Theodore D. Satterthwaite

Analytic Replicator

Joëlle Bagautdinova

Collaborators

Joëlle Bagautdinova, Steven L. Meisler, Matthew Cieslak, Lucinda M. Sisk, Christos Davatazikos, Alexandre R. Franco, Meike D. Hettwer, Arielle S. Keller, Gregory Kiar, Audrey C. Luo, Allyson P. Mackey, Michael P. Milham, Tyler M. Moore, Valerie J. Sydnor, Kevin Y. Sun, Fang-Cheng Yeh, Ran Barzilay, Damien A. Fair, Russell T. Shinohara, Aaron Alexander-Bloch, Theodore D. Satterthwaite

Project Start Date

June 2025

Dataset

ABCD, with replication in HBN

Github Repository

https://github.com/PennLINC/macedo_wm_exposome

Respublica Project Directory

/mnt/isilon/bgdlab_hbcd/projects/macedo_wm/exposome

Slack Channel

#macedo_tractometry

Directory Structure

project_root/
├── code/
├── input_data/
   ├── HBN/
   └── ABCD (files at root)
├── output_data/
   ├── cleaned/
      ├── HBN/
      └── ABCD (files at root)
   ├── harmonized/
      ├── HBN/
      └── ABCD (files at root)
   ├── model_outputs/
   └── results/
       ├── main_figures/
          ├── figure2/
          ├── figure3/
          ├── etc
       └── supplemental_figures/

Code Documentation

Step 0: Required Software

To access required Python software, you can download the macedo-em-exposome-env.yml file from GitHub: https://github.com/PennLINC/macedo_wm_exposome/blob/main/macedo-em-exposome-env.yml

Then, you can use anaconda/mamba to create an environment with the required software packages.

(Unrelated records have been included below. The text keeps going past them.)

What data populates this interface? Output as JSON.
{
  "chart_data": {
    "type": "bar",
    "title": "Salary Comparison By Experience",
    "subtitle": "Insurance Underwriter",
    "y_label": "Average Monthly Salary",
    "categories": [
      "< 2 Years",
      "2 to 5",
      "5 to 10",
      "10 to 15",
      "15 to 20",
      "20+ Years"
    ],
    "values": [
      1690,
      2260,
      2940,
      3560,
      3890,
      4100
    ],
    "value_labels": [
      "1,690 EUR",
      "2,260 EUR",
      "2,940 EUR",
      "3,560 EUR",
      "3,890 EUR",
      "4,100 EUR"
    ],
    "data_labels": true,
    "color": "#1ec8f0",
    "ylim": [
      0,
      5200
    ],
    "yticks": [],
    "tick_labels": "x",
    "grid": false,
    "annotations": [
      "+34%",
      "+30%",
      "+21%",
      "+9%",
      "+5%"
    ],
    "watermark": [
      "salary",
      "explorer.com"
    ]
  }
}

To access required R software, you can download install_r_packages.sh file from GitHub and then run

To generate tracts, we use DSIStudio: https://dsi-studio.labsolver.org/download.html for MacOS15+.

Step 1: Prepare Dataset

** Python Notebook:** Step1_Data_Prep.ipynb

Goal

Create a single ABCD baseline arm dataframe that merges:

Inputs

  1. dMRI processed data from Steven: /mnt/isilon/bgdlab_hbcd/projects/meisler_abcd_dmri_new/data/raw_data/merged_data_meisler_analyses.parquet
  2. ABCD Reproducible Matched Samples: participants.tsv from ABCD to determine demographically matched split halves using the matched_group variable. Also contains data for sensitivity analyses: namely the categorical parental_education and income variables. Sets values 777 (Don’t Know) and 999 (Declined to answer) to NA when creating the sample for the sensitivity analysis.
  3. Exposome scores from Arielle: abcd_longitudinal_factor_scores_7f_bifactor.csv
    1. Keller AS, Moore TM, Luo A, et al. A general exposome factor explains individual differences in functional brain network topography and cognition in youth. Dev Cogn Neurosci. 2024;66:101370. doi:10.1016/j.dcn.2024.101370
  4. Area Deprivation Index (ADI; for sensitivity analysis) from Steven, downloaded from LASSO
    1. /mnt/isilon/bgdlab_hbcd/shared_data/ABCD/LASSO_tabular/dairc/rawdata/phenotype/le_l_adi.parquet
  5. Cognition data from Kevin: cognition_data.csv
    1. Thompson WK, Barch DM, Bjork JM, et al. The structure of cognition in 9 and 10 year-old children and associations with problem behaviors: Findings from the ABCD study’s baseline neurocognitive battery. Dev Cogn Neurosci. 2019;36:100606. doi:10.1016/j.dcn.2018.12.004
  6. Combine all of this data using subject IDs from baseline arm (ages 9-10).

Feature exclusion

Remove:

Outputs

  1. Primary merged dataset (exposome + WM + cognition + matched_group) -> add your csv name here exposome_FINAL_11_3.csv
  2. Primary merged cognition dataset (exposome + WM + cognition + matched_group)
    1. exposome_FINAL_cognition_11_10.csv
  3. Sensitivity dataset (WM + cognition + matched_group + parental_education + income)
    1. parental_edu_income_sensitivity_df.csv

Step 2: Covbat Harmonization

R Script: Step2_covbat_harmonization_ses.R

Run this script in the terminal with:

srun -c 4 --mem=32G -t 24:00:00 ~/miniforge3/envs/macedo-wm-exposome-env/bin/Rscript /mnt/isilon/bgdlab_hbcd/projects/macedo_wm_exposome/macedo_wm_exposome/code/Step2_covbat_harmonization.R <analysis_type>

Analysis types are: main, cognition, and income. Each one takes a little while to run!

Goal

Harmonize white matter features across ABCD sites using CovBat with:

These two harmonized datasets are later used depending on which split half is treated as the training set in downstream analyses.

Inputs

Covariates protected

Main analysis: we protect age, sex, and all of the exposome scores and subfactors:

model.matrix(~ age + sex + General_SES + School + 
							Family_Values + Family_Turmoil + 
							Dense_Urban_Poverty + Extracurriculars + 
							Screen_Time, data = exposome_df_filt)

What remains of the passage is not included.